Figure 7. MSCs exert neuroprotective effects in an AD animal model by enhancing degradation of Aβ through autophagy. RBFOX3-positive cells and Nissl-stained cells in the hippocampus were markedly decreased in Aβ-treated mice compared with the controls (A and B), whereas MSC administration markedly increased the survival of RBFOX3-positive and Nissl-stained cells in the brain (C). On stereological analysis, RBFOX3-positive cells in the hippocampus were significantly decreased in in Aβ-treated mice compared with the controls (A and B), whereas MSC administration markedly increased the survival of hippocampal neurons in the AD animal brain (D). After MSC administration in AD animals significantly increased the ratio of LC3-II/LC3-I (E) and RAB7 expression (F). Additionally, MSC administration reduced Aβ immunoreactivity (G to I) and the level of Aβ level (J) compared with only-Aβ-treated mice. Ultrastructural analyses showed that autophagosomes were rarely noted in normal mice (K to M), whereas autophagic vesicles that were not fused with lysosomes were abnormally accumulated in Aβ-treated mice (N to P). In contrast, MSC administration induced a large portion of autophagosomes that were fused with lysosomes (Q to S). Yellow arrows indicate autophagosomes, and red arrows indicate autolysosomes observed in each group. Values are expressed as mean ± SDs, n = 4. *P < 0.05 for Aβ-treated mice vs. control mice; ^# P < 0.05 for Aβ-treated mice vs. MSCs-administrated mice. Scale bar: 50 µm (A–C); 10000 nm (H, K, and N); 5000 nm (I, L, and O); 2000 nm (J, M, and P).
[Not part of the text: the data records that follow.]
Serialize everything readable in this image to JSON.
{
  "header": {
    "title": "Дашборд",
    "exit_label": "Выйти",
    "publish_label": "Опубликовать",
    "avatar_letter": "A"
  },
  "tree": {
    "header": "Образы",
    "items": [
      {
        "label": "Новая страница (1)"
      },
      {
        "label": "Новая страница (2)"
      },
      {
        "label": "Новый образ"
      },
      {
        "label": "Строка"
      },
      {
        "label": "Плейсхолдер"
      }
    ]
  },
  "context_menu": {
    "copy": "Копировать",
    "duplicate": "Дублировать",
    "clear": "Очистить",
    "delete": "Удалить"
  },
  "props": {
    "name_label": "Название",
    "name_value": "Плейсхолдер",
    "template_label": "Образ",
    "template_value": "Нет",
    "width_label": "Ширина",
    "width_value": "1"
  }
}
Figure 8. MSCs promote BECN1 expression in vitro and in vivo. Coculture with MSCs in Aβ-treated SH-SY5Y cells exhibited significantly increased BECN1 expression at 6 and 12 h compared with Aβ-treated cells (A and B). Additionally, MSC administration in Aβ-treated mice led to a significant increase in BECN1 expression compared with Aβ-treated mice (C and D). Values are expressed as mean ± SDs, n = 3. *P < 0.05 for Aβ-treated SH-SY5Y cells or mice vs. SH-SY5Y cells or control mice; ^# P < 0.05 for Aβ-treated SH-SY5Y cells or mice vs. MSCs-treated SH-SY5Y cells or mice.